Blutdoping stellt eine Manipulation mit Bluttransfusionen zur Erhöhung der Transportkapazität des Blutes für Sauerstoff dar. Die rasche Zufuhr von Erythrozyten führt zu einem Anstieg der Hämoglobinkonzentration bzw. des Gesamtvolumens der Erythrozyten. Dieser Anstieg muss mehr als 5% betragen, soll es zu einer Verbesserung der Sauerstofftransportkapazität und somit zu einer Steigerung der Ausdauerleistungsfähigkeit kommen (Gledhill 1982).

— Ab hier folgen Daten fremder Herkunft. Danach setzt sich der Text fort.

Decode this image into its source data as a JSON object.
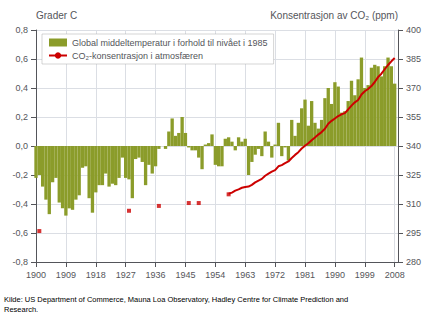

Nach den Olympischen Spielen 1976 in Montreal kam erstmals die Diskussion auf, dass Langstreckenläufer mit Bluttransfusionen ihre Ausdauerleistungsfähigkeit verbessert hätten. Der Finne Kaarlo Maaininka, bei den Olympischen Spielen 1980 in Moskau Silber- und Bronzemedaillengewinner über 10.000m und 5.000 m, gab zu, kurz vor den Rennen von seinem Teamarzt Blut erhalten zu haben. Nach den Olympischen Spielen von Los Angeles 1984 bezichtigten sich 7 amerikanische Radrennfahrer, darunter 4 Medaillengewinner, dass sie mit Bluttransfusionen ihre Leistungsfähigkeit verbessert hätten. Dieses wurde durch eine Untersuchung des amerikanischen Radsportverbandes bestätigt. 1986 hat das IOC Blutdoping auf die Liste der verbotenen Methoden gesetzt. Nach den Weltmeisterschaften im Nordischen Skilauf in Oberstdorf 1987 wurde der Amerikaner Lynch disqualifiziert und verlor seine Silbermedaille. Er hatte sich selbst des Blutdopings bezichtigt.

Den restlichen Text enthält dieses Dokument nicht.